[2/4] Interest only loan or principal & interest?

Should you go interest only or principal & interest when taking out a home loan? This is a question I get all the time. Let’s take a closer look.

What does interest only and principal & interest mean? 

Interest only is simple, you pay only the interest of the loan. Principal and interest means you pay the principal to pay down the loan balance. If you’re on interest only, you don’t pay down your mortgage, the balance stays the same. If you’re on principal and interest, you pay the interest charge and then a little bit more to bring the loan down. 

Investment properties and tax deductions

The first thing to remember is that your investment property is tax deductible, so the interest charge is deductible. If you have a mortgage on your own home, that original mortgage on your home is not tax deductible. If the mortgage on your home is a personal liability and not tax-deductible, then all of your investment properties should be on interest only until that first mortgage is gone. 

Why? Why would you pay down tax deductible debts if you have a non-tax deductible debt. All of your investment properties should be on interest only while your principal place of residence is on principal & interest.

Why this works with investment properties

If your investment properties are always receiving rent, then you can always afford to service the interest. As long as the bank will allow you to go with the interest only option, you should. If you can afford to put more money into your investment properties, that money is actually better spent on other properties since the real money-making in property investing comes from your capital growth.

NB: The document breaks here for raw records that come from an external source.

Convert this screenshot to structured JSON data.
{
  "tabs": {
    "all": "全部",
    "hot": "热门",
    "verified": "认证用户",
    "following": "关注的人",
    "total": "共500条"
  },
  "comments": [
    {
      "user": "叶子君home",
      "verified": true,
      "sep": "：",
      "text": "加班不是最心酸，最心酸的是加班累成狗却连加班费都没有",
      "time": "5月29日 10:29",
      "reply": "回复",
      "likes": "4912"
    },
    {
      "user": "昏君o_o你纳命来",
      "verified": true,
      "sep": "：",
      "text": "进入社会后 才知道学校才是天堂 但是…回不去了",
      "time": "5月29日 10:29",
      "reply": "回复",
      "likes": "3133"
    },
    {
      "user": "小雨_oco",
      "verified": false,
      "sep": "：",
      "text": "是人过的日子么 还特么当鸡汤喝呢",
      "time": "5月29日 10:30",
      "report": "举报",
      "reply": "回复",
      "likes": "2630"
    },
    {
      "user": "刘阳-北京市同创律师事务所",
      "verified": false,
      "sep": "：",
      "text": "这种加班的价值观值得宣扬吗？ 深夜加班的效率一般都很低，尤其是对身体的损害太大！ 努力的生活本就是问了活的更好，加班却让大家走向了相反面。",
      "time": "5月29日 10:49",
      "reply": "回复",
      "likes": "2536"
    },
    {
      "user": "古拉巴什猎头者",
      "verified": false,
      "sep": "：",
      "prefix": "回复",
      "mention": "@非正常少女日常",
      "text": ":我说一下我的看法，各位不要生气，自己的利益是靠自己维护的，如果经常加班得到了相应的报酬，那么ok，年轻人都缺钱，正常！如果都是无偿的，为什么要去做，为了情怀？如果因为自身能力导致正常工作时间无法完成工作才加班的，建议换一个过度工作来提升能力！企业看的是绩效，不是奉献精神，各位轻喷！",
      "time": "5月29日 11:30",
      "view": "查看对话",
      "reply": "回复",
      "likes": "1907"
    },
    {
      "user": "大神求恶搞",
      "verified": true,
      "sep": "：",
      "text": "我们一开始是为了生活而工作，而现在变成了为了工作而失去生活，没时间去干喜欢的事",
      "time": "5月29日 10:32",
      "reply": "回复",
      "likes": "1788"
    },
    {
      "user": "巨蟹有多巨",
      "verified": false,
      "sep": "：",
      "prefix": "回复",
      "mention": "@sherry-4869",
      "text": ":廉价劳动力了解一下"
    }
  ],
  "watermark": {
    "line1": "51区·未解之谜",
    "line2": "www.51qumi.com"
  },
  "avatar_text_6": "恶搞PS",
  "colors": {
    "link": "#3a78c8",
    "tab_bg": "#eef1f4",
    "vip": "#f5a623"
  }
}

So even if you can afford to spend more on your investment properties, sometimes it is better to keep them on interest only anyway and put all of that extra cash into a cash buffer – usually an offset account against your own mortgage. When that cash buffer exceeds the deposit for a new property, then go and get a new property.  

Disclaimer: Everyone’s circumstances differ so you’ll need to go see a broker or a bank or financial advisor to see what works best for you in your situation.